5. But it made no difference in that case whether the claim was one in tort or contract and it would not be fair to the learned Judges to treat that judgment as involving a decision on this point. In Viraraghava Reddi v. Subbakka 5 M 397 : 6 Ind. Jur. 633 , it is only Kindersley, J., who suggests two alternative grounds, viz., either breach of contract of something in the nature of a tort. So far as the other two learned Judges are concerned, they put it either as a cause of action based upon breach of an implied promise to certify the payment to the Court or as one based upon a failure of consideration. Speaking with all respect to the learned Judges who have used language suggesting the contrary, I failed to see how the mere failure to certify would constitute a cause of action. A decree-holder may receive the amount due to him and leave the matter there. No judgment-debtor can complain that because the decree-holder did not certify it gives him a cause of action. Therefore it does not seem to me correct to say that there is a breach of a statutory duty to certify and the omission to discharge that duty furnishes a cause of action. The real cause of action is the subsequent proceedings, in execution. No doubt such proceedings can in a sense be described as 'fraudulent,' but it does not necessarily follow that every fraudulent conduct must sound only in tort. The true basis of the claim for damages by any body injured by the improper execution preceedings can only be as suggested in that judgment of Turner, C.J., and Muthuswami Ayyar, J., that it is a breach of an implied agreement not to execute the decree any further. If that is the correct position, I am of opinion that the present plaintiff cannot possibly have any cause of action as against defendant No. 1.

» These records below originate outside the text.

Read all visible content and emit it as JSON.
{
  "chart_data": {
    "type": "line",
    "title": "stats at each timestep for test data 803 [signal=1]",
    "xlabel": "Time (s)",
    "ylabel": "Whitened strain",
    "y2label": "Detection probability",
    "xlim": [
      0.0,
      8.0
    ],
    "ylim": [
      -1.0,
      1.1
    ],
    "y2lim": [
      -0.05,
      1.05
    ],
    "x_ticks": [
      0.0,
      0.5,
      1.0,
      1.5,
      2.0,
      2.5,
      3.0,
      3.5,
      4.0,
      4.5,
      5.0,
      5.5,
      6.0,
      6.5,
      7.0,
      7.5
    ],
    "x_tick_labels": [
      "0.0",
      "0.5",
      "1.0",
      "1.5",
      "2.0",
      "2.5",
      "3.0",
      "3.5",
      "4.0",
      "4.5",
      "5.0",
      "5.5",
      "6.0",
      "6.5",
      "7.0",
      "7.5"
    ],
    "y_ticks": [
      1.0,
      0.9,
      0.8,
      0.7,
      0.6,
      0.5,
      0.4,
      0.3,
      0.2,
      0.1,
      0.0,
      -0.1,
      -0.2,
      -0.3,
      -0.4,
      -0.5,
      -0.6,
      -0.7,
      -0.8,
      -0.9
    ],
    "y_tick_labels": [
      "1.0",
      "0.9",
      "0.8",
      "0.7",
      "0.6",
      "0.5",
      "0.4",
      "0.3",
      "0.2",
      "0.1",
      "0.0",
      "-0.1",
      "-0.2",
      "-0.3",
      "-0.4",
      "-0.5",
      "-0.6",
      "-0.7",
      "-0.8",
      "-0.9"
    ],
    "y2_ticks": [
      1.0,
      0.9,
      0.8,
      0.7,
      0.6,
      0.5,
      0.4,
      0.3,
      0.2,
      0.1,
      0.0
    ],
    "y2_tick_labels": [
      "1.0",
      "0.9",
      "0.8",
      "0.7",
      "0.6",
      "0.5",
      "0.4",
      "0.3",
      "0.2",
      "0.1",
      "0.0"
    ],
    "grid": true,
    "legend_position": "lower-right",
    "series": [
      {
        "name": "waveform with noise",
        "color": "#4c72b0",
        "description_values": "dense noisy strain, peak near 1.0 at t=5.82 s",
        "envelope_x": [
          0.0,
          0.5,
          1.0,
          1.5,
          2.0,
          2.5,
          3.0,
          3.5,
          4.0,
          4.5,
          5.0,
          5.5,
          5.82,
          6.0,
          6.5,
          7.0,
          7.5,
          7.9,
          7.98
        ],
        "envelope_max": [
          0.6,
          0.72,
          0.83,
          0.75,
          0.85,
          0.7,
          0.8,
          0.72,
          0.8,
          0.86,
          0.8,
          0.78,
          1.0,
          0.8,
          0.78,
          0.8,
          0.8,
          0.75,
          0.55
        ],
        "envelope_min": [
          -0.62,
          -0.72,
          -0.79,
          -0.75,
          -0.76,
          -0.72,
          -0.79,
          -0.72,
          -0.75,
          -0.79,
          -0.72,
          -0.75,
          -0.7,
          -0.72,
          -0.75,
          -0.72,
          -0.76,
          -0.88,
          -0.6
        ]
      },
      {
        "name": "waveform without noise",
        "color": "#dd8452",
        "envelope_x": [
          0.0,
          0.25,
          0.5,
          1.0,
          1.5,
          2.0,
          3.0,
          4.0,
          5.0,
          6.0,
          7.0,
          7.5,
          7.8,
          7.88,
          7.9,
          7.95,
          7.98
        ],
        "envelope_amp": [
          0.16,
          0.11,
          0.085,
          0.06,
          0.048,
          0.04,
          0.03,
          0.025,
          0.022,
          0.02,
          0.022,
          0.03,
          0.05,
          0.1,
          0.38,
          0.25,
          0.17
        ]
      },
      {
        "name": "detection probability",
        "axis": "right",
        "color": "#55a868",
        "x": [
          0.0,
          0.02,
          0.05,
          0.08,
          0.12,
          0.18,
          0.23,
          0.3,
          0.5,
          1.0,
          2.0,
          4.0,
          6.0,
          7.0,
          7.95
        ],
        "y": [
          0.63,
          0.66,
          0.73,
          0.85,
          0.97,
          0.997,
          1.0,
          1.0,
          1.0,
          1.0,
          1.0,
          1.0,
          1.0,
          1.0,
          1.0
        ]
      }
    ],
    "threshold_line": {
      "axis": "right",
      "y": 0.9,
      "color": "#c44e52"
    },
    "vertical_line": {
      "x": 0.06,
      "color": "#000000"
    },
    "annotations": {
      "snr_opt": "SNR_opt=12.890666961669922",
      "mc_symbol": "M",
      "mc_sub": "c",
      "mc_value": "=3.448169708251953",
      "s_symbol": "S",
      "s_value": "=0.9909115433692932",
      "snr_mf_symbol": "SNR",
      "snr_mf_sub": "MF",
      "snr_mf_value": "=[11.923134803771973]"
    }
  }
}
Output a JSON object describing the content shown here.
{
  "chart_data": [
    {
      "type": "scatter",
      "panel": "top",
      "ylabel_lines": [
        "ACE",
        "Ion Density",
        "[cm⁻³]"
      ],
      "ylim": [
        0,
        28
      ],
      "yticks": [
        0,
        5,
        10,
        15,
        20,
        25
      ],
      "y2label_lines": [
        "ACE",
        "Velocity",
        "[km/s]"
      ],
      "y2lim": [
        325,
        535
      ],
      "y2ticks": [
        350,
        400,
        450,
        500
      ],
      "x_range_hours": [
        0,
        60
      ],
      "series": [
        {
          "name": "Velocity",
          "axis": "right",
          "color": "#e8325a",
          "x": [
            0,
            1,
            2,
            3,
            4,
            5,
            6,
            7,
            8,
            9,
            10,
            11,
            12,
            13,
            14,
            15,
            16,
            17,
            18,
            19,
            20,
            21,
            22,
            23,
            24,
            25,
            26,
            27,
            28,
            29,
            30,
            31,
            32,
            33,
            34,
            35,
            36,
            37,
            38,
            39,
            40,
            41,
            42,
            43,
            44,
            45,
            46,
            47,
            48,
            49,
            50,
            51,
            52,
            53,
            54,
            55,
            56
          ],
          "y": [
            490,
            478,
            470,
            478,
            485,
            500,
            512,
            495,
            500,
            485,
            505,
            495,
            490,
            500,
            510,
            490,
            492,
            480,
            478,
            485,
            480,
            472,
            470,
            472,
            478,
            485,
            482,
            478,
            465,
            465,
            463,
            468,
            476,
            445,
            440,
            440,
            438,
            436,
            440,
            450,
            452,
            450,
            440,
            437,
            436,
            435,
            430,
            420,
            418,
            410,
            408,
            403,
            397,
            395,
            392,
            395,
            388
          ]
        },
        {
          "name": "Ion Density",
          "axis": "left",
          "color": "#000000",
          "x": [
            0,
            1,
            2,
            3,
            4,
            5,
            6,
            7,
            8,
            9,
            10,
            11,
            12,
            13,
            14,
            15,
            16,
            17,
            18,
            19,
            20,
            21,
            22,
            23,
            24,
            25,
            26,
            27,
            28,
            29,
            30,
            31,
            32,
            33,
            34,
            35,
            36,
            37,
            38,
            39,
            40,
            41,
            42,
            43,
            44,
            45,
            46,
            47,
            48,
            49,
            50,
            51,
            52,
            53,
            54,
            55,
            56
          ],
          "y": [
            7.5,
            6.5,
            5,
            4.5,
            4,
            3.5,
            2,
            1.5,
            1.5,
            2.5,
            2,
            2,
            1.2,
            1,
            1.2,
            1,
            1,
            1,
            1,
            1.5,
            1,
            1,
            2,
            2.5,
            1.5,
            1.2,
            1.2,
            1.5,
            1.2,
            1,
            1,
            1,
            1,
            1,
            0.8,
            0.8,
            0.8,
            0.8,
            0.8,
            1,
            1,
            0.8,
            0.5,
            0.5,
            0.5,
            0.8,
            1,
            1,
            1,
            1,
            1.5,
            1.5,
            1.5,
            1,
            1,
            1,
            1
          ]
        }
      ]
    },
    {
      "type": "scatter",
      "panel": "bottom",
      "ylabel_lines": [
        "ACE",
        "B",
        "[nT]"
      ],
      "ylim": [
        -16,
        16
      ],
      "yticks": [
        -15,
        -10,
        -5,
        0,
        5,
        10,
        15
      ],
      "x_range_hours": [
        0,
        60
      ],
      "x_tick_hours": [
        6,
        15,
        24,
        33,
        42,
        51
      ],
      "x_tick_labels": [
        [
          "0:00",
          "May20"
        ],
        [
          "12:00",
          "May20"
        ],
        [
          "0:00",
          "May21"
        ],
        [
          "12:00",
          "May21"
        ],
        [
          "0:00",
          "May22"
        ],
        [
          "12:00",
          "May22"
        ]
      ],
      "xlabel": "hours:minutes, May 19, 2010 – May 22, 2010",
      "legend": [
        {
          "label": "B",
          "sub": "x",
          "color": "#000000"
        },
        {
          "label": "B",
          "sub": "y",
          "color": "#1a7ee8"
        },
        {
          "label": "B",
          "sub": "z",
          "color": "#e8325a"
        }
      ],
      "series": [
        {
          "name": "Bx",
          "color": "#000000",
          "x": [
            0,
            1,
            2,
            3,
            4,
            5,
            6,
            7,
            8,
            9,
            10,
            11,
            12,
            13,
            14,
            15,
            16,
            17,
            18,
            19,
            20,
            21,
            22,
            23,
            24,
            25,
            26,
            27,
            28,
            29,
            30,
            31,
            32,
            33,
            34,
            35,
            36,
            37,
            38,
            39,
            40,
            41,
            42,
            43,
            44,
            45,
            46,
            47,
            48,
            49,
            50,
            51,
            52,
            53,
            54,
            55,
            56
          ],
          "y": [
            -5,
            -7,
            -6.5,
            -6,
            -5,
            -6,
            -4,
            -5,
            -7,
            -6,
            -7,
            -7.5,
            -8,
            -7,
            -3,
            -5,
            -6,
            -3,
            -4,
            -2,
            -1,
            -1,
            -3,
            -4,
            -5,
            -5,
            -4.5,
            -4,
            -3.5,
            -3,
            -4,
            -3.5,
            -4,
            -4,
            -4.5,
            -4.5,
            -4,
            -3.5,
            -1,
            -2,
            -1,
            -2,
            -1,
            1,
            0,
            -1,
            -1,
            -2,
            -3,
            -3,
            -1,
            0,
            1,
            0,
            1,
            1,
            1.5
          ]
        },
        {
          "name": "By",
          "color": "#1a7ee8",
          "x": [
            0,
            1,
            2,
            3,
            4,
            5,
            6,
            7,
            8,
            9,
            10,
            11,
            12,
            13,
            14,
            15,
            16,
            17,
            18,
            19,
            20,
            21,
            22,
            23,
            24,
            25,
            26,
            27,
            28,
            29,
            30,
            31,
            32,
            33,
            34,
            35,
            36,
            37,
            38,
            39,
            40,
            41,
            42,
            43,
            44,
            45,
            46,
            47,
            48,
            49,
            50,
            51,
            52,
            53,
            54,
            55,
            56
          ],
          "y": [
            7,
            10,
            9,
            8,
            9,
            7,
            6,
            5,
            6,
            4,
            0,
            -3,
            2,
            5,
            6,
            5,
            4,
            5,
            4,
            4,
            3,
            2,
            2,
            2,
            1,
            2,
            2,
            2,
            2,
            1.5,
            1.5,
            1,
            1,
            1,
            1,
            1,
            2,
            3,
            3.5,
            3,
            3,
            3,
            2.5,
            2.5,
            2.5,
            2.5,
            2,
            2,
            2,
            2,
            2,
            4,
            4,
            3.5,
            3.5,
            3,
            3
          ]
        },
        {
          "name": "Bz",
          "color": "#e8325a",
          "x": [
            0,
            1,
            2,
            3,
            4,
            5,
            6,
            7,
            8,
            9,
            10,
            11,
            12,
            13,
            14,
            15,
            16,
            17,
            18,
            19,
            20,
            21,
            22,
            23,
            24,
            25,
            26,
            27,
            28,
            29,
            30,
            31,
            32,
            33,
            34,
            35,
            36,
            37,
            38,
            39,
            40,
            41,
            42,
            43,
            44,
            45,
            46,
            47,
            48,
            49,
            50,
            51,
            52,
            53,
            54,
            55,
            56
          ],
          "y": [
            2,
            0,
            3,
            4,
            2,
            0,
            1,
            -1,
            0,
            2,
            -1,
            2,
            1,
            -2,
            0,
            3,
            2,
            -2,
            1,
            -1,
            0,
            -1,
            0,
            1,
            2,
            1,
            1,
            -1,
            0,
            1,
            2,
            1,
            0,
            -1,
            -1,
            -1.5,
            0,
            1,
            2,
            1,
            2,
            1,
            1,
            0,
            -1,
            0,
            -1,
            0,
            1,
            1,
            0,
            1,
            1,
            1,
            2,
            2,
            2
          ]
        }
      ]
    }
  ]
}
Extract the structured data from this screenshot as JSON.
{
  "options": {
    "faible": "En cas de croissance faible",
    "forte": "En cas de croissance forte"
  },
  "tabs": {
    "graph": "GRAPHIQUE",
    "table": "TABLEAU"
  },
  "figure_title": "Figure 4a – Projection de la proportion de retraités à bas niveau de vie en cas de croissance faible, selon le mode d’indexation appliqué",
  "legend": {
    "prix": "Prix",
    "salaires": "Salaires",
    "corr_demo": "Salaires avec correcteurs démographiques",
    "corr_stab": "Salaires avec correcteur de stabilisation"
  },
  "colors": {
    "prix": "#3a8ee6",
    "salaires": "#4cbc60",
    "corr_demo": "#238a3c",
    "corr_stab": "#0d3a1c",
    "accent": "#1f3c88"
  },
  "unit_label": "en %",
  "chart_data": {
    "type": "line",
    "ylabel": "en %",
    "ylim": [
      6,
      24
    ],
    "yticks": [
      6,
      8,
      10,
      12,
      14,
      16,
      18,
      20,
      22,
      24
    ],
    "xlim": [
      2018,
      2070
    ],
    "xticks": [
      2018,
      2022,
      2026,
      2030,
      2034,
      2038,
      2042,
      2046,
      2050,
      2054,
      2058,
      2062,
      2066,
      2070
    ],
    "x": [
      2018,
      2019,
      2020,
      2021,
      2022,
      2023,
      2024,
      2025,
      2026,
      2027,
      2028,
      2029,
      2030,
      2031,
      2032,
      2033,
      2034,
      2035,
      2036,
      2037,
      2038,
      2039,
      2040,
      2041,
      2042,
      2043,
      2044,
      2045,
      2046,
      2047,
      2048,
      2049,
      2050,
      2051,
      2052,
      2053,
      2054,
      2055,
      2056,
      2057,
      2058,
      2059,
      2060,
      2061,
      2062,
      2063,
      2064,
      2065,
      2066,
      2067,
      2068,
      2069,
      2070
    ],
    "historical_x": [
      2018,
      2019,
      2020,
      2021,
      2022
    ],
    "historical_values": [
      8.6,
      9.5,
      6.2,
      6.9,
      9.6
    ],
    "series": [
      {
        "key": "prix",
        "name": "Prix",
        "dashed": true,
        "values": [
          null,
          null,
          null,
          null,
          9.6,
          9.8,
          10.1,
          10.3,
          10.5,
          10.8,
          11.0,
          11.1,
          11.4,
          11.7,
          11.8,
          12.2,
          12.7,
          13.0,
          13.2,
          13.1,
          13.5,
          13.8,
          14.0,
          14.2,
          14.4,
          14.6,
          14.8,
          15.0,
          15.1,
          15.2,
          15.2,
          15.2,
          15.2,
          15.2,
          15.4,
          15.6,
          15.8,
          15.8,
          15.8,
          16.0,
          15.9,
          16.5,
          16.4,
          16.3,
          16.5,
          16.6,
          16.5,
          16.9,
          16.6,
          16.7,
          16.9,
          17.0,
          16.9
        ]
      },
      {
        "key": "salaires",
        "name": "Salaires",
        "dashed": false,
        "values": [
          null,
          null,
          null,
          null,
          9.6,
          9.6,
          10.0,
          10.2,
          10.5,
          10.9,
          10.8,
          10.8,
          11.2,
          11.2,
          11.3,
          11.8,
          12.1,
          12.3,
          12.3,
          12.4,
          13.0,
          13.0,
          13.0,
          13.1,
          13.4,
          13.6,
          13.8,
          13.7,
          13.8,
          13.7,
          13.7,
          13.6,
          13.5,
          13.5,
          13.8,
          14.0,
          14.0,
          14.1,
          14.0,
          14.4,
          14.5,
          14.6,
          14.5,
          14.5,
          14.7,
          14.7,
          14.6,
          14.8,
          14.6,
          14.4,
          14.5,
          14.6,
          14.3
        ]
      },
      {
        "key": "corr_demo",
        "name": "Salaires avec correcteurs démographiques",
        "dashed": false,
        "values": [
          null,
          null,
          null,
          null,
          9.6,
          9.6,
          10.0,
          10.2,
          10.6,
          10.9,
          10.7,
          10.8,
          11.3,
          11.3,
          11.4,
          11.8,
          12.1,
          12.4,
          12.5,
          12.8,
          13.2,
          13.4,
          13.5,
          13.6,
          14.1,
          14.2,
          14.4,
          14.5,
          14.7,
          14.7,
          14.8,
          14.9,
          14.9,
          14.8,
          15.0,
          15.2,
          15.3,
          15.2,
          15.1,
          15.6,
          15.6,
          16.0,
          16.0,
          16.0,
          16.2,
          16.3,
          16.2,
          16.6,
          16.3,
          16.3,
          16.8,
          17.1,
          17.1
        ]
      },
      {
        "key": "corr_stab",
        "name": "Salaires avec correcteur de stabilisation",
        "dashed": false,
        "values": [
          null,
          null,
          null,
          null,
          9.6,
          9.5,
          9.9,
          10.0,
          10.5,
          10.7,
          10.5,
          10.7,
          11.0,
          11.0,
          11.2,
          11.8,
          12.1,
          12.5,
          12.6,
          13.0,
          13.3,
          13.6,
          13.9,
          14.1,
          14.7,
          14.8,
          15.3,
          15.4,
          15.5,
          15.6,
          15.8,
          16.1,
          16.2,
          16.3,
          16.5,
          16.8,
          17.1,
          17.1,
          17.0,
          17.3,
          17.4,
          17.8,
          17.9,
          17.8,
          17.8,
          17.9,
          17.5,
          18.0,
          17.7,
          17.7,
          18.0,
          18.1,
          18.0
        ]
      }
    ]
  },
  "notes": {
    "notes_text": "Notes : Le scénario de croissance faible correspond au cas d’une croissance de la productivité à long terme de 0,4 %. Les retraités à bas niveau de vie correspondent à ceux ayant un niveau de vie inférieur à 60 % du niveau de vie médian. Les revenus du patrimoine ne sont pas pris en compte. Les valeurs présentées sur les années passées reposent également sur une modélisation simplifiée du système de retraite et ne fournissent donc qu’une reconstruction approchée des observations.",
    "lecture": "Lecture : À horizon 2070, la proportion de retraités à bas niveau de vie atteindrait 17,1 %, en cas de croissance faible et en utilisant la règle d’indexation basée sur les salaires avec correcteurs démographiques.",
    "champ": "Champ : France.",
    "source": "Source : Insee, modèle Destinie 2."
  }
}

6. I do not see that the decision in Mahbub Ali v. Mahomed Hussain : AIR1927All710 puts the plaintiff in a better position, though the basis of the claim is there described as an equitable claim rather than a claim for breach of contract. The equity can only arise as a result of the contract and between the parties thereto. There is no such thing as a right in rem giving rise to an action in the nature of an equitable claim in circumstances of this kind. The second appeal therefore fails and it is dismissed with costs as against defendant-respondent No. 1.
7. Defendant No. 9 (respondent No. 4) is reported to have died long ago and no legal representative has been brought on record in his place. The appeal must, therefore, be held to have abated as against him. There will be a decree against defendants Nos. 7 and 8 for the plaint amount with interest at 6 per cent. per annum from date of plaint up to date of payment and costs.